WATERLOO -- More than 4,000 Moderna doses have gone to waste in Waterloo Region.

Friday afternoon, the Region of Waterloo confirmed about 3,100 Moderna doses received from the province had expired.

That number is 1.8 per cent of all Moderna doses received.

"What we have seen across Ontario is that overall rates have dropped off over the last month and our supply is now above the demand," Stuart Gooden, a spokesperson for the region, said in an email. "Some vaccine doses expired in early August but efforts were made in Waterloo Region to reduce the number of expiring doses."

Earlier this week, Kelly Grindrod, the pharmacy lead for the region's vaccine taskforce, confirmed about 990 doses of the Moderna vaccine at local pharmacies went bad in recent weeks.

On Friday morning at the region's weekly COVID-19 briefing, officials were unable to say how many doses had gone bad.

"I don’t have that data specific on hand at all," Deputy Chief Shirley Hilton said.

"It may be something that would have to come out of a provincial data base for accurate information," medical officer of health Dr. Hsiu-Li Wang said.

But by the afternoon, officials sent out a release confirming the number of Moderna doses that had gone to waste.

Officials did not provide figures on how many total doses, including other brands, had expired to been trashed throughout the vaccine rollout.

Grindrod said about 3,300 Moderna doses from local pharmacies were at risk of going bad, but 72 per cent of those were able to be used at the Pinebush mass vaccination site in Cambridge.

That left about 990 doses expired.

"We would work with our pharmacy partners and primary care partners, to try to redistribute vaccine among ourselves to reduce wastage when we can," Dr. Wang said.

Earlier this week, health officials in London confirmed 10,000 vaccine doses there went bad.

The Ministry of Health did not provide figures on how many total vaccine doses have expired in Waterloo Region despite repeated requests.
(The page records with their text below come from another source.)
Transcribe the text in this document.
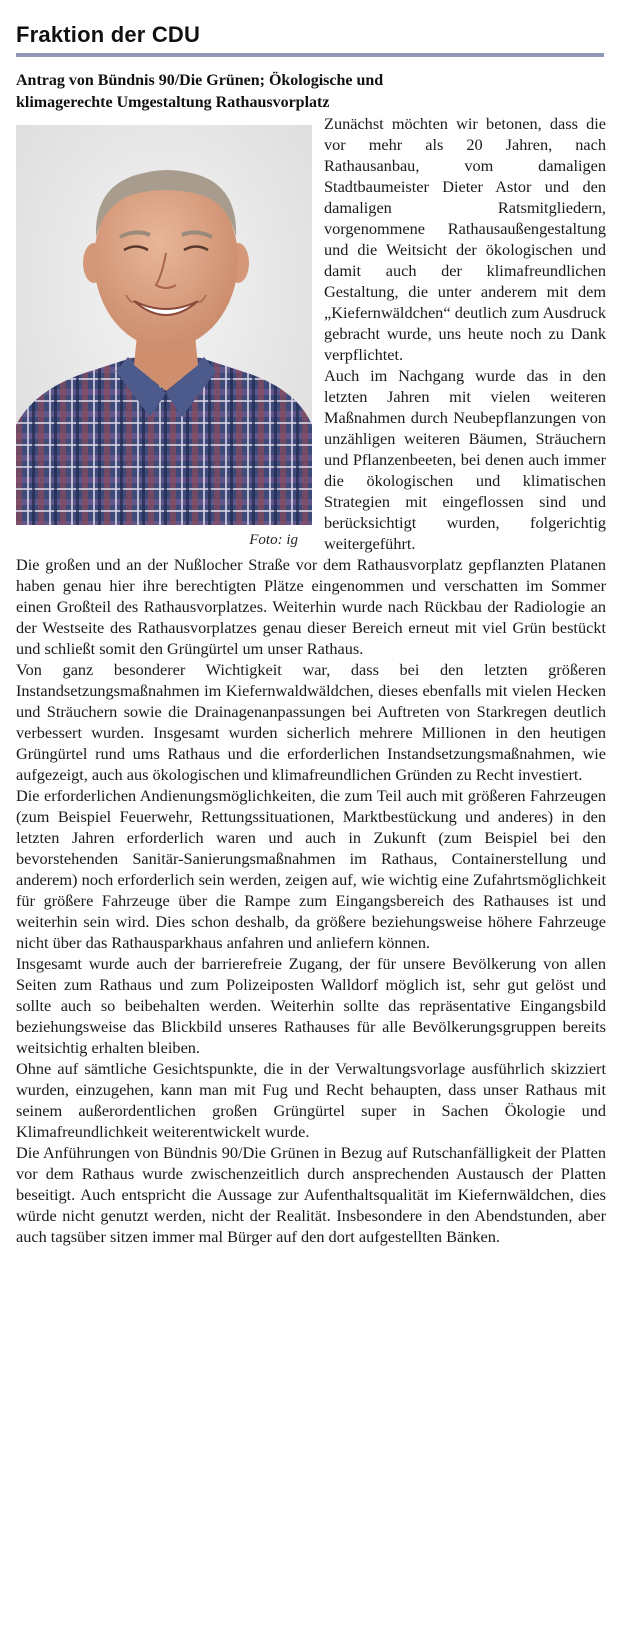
Fraktion der CDU
Antrag von Bündnis 90/Die Grünen; Ökologische und
klimagerechte Umgestaltung Rathausvorplatz
Foto: ig

Zunächst möchten wir betonen, dass die vor mehr als 20 Jahren, nach Rathausanbau, vom damaligen Stadtbaumeister Dieter Astor und den damaligen Ratsmitgliedern, vorgenommene Rathausaußengestaltung und die Weitsicht der ökologischen und damit auch der klimafreundlichen Gestaltung, die unter anderem mit dem „Kiefernwäldchen“ deutlich zum Ausdruck gebracht wurde, uns heute noch zu Dank verpflichtet.

Auch im Nachgang wurde das in den letzten Jahren mit vielen weiteren Maßnahmen durch Neubepflanzungen von unzähligen weiteren Bäumen, Sträuchern und Pflanzenbeeten, bei denen auch immer die ökologischen und klimatischen Strategien mit eingeflossen sind und berücksichtigt wurden, folgerichtig weitergeführt.

Die großen und an der Nußlocher Straße vor dem Rathausvorplatz gepflanzten Platanen haben genau hier ihre berechtigten Plätze eingenommen und verschatten im Sommer einen Großteil des Rathausvorplatzes. Weiterhin wurde nach Rückbau der Radiologie an der Westseite des Rathausvorplatzes genau dieser Bereich erneut mit viel Grün bestückt und schließt somit den Grüngürtel um unser Rathaus.

Von ganz besonderer Wichtigkeit war, dass bei den letzten größeren Instandsetzungsmaßnahmen im Kiefernwaldwäldchen, dieses ebenfalls mit vielen Hecken und Sträuchern sowie die Drainagenanpassungen bei Auftreten von Starkregen deutlich verbessert wurden. Insgesamt wurden sicherlich mehrere Millionen in den heutigen Grüngürtel rund ums Rathaus und die erforderlichen Instandsetzungsmaßnahmen, wie aufgezeigt, auch aus ökologischen und klimafreundlichen Gründen zu Recht investiert.

Die erforderlichen Andienungsmöglichkeiten, die zum Teil auch mit größeren Fahrzeugen (zum Beispiel Feuerwehr, Rettungssituationen, Marktbestückung und anderes) in den letzten Jahren erforderlich waren und auch in Zukunft (zum Beispiel bei den bevorstehenden Sanitär-Sanierungsmaßnahmen im Rathaus, Containerstellung und anderem) noch erforderlich sein werden, zeigen auf, wie wichtig eine Zufahrtsmöglichkeit für größere Fahrzeuge über die Rampe zum Eingangsbereich des Rathauses ist und weiterhin sein wird. Dies schon deshalb, da größere beziehungsweise höhere Fahrzeuge nicht über das Rathausparkhaus anfahren und anliefern können.

Insgesamt wurde auch der barrierefreie Zugang, der für unsere Bevölkerung von allen Seiten zum Rathaus und zum Polizeiposten Walldorf möglich ist, sehr gut gelöst und sollte auch so beibehalten werden. Weiterhin sollte das repräsentative Eingangsbild beziehungsweise das Blickbild unseres Rathauses für alle Bevölkerungsgruppen bereits weitsichtig erhalten bleiben.

Ohne auf sämtliche Gesichtspunkte, die in der Verwaltungsvorlage ausführlich skizziert wurden, einzugehen, kann man mit Fug und Recht behaupten, dass unser Rathaus mit seinem außerordentlichen großen Grüngürtel super in Sachen Ökologie und Klimafreundlichkeit weiterentwickelt wurde.

Die Anführungen von Bündnis 90/Die Grünen in Bezug auf Rutschanfälligkeit der Platten vor dem Rathaus wurde zwischenzeitlich durch ansprechenden Austausch der Platten beseitigt. Auch entspricht die Aussage zur Aufenthaltsqualität im Kiefernwäldchen, dies würde nicht genutzt werden, nicht der Realität. Insbesondere in den Abendstunden, aber auch tagsüber sitzen immer mal Bürger auf den dort aufgestellten Bänken.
"The Ministry of Health continues to work with public health units to vaccinate as many Ontarians as possible, as well as to redistribute doses to other providers and public health unit regions to ensure doses they are focused in areas of need. We are also working with our federal partners to donate excess vaccine supply," a spokesperson for the ministry said in an emailed statement.